21 Brix Winery Lake Erie Blaufrankisch 2013
Increasingly garnering widespread and well-deserved attention, New York ranks third in wine production in the United States (after California and Washington). Divided into six AVAs—the Finger Lakes, Lake Erie, Hudson River, Long Island, Champlain Valley of New York and the Niagara Escarpment, which crosses over into Michigan as well as Ontario, Canada—the state experiences varied climates, but in general summers are warm and humid while winters are very cold and can carry the risk of frost well into the growing season.

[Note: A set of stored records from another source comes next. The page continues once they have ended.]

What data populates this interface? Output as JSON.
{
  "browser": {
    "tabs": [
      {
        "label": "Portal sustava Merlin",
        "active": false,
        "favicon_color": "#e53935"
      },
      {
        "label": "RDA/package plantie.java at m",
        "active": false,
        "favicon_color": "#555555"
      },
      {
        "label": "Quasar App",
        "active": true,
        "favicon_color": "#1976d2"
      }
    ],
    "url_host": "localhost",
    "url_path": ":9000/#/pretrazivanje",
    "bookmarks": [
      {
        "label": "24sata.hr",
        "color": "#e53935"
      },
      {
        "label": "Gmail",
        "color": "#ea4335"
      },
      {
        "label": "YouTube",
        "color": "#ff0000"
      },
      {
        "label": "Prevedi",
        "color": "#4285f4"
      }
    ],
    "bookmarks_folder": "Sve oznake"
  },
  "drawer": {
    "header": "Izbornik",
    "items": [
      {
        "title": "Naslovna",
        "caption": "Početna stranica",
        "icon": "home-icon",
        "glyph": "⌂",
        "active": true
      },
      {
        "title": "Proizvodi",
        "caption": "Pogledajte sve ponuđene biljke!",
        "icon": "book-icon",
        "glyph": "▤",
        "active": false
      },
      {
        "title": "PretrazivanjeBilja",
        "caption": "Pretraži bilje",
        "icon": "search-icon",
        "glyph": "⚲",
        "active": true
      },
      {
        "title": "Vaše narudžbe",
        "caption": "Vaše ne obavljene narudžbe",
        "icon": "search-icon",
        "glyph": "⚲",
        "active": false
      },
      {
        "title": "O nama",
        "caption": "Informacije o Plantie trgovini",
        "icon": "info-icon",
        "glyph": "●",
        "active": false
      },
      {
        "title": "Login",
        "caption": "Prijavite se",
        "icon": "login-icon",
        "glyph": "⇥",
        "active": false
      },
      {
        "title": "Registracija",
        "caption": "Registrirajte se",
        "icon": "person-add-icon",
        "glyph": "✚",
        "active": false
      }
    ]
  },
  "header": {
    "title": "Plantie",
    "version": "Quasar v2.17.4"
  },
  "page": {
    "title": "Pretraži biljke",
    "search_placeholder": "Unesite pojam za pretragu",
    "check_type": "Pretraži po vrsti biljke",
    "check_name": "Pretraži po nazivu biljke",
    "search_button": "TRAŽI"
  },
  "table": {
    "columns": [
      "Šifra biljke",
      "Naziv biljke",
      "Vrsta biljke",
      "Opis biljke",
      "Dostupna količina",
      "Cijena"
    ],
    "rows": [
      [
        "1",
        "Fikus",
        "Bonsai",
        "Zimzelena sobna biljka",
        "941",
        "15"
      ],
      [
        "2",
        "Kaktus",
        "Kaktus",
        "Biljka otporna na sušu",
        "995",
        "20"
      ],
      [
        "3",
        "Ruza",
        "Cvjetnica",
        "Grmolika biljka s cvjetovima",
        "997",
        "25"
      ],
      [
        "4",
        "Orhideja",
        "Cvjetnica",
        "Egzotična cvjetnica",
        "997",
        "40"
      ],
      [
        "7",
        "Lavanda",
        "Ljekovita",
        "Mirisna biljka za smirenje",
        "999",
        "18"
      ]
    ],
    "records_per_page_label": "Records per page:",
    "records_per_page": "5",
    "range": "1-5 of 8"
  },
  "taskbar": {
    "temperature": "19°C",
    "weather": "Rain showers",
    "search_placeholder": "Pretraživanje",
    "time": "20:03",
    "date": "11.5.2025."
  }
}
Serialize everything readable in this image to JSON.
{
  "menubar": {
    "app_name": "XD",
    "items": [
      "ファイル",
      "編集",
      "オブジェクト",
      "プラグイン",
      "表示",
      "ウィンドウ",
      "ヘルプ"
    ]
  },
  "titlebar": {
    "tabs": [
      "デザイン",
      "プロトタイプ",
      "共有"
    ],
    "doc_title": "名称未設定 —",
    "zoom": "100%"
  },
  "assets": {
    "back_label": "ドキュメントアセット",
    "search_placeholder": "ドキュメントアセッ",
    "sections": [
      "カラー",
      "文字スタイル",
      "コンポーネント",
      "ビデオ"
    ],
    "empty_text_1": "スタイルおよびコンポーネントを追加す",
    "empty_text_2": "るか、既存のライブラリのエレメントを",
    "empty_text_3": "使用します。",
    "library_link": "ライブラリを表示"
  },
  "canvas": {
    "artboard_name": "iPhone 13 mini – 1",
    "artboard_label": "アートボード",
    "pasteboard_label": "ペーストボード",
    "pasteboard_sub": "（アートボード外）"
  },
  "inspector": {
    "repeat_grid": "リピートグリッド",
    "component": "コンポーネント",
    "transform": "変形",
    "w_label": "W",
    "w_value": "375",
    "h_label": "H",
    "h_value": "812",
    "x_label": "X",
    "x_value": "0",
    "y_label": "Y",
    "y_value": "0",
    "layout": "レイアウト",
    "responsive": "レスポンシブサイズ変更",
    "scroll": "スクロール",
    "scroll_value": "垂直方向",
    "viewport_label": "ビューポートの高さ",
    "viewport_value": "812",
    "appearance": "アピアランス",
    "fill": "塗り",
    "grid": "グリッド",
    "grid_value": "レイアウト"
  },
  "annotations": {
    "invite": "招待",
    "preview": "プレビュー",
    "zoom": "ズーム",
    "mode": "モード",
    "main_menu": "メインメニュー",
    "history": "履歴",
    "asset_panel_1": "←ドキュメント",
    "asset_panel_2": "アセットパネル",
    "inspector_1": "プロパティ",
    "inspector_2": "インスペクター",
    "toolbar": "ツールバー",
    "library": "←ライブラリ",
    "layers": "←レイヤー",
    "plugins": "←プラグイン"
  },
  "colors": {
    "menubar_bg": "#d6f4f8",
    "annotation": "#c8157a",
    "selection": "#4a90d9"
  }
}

The Finger Lakes region has long been responsible for some of the country’s finest Riesling, and is gaining traction with elegant, light-bodied Pinot Noir and Cabernet Franc. Experimentation with cold-hardy European varieties is common, and recent years have seen the successful planting of grapes like Grüner Veltliner and Saperavi (from the Eastern European country of Georgia). Long Island, on the other hand, has a more maritime climate influenced by the Atlantic Ocean, and shares some viticultural characteristics with Bordeaux. Accordingly, the best wines here are made from Merlot and Cabernet Franc. The Niagara Escarpment is responsible for excellent ice wines, usually made from the hybrid variety, Vidal.
Inky magenta in color with aromas of violets, herbs and spices, Blaufrankisch was first documented in Austria as far back as the 18th century and today is the second most planted red variety in Austria after its own offspring, Zweigelt. Blaufrankisch thrives in Burgenland as well as in the warmer sites of Niederösterreich (including Wachau, Kremstal, Kamptal). While most of the global acreage of Blaufrankisch remains in Austria, the variety has travelled a bit outside of its homeland and taken on a few different names. In Hungary it remains well regarded and goes by Kékfrankos; in Bulgaria it is Gamé; in the Czech Republic, Serbia and Croatia, Frankovka; and in Friuli, it is called, Franconia. The Germans call it Lemberger. Oregon claims a small amount of acreage; there it goes by its Austrian name.
In the glass
Blaufrankisch typically has a deep red to purple color, medium body, fine tannins and a racy acidity. On the palate it is full of blackberry, black cherry, tart red cherry and accents of black pepper, herbs and allspice.
Versatile because of its deep fruit, and medium tannins and acidity, Blaufrankisch goes well with smoked sausage, lighter meats, vinegar marinades, balsamic dressings, tomato-based sauces and of course, traditional Austrian dishes like red potato goulash and creamy spaetzle.
In pre-Medieval times grapes were divided into superior quality, that is those whose origins lay with the Franks, called “Frankisch,” and then all others, which were deemed inferior. Because this grape was well revered, it got the name, blau (meaning blue or dark) and “Frankisch,” or Blaufrankisch. The grape was actually born from a crossing of Blauer Zimmettraube and Gouais blanc, the latter also a parent of many of our modern favorites: Chardonnay, Gamay, Aligoté, Riesling and Furmint!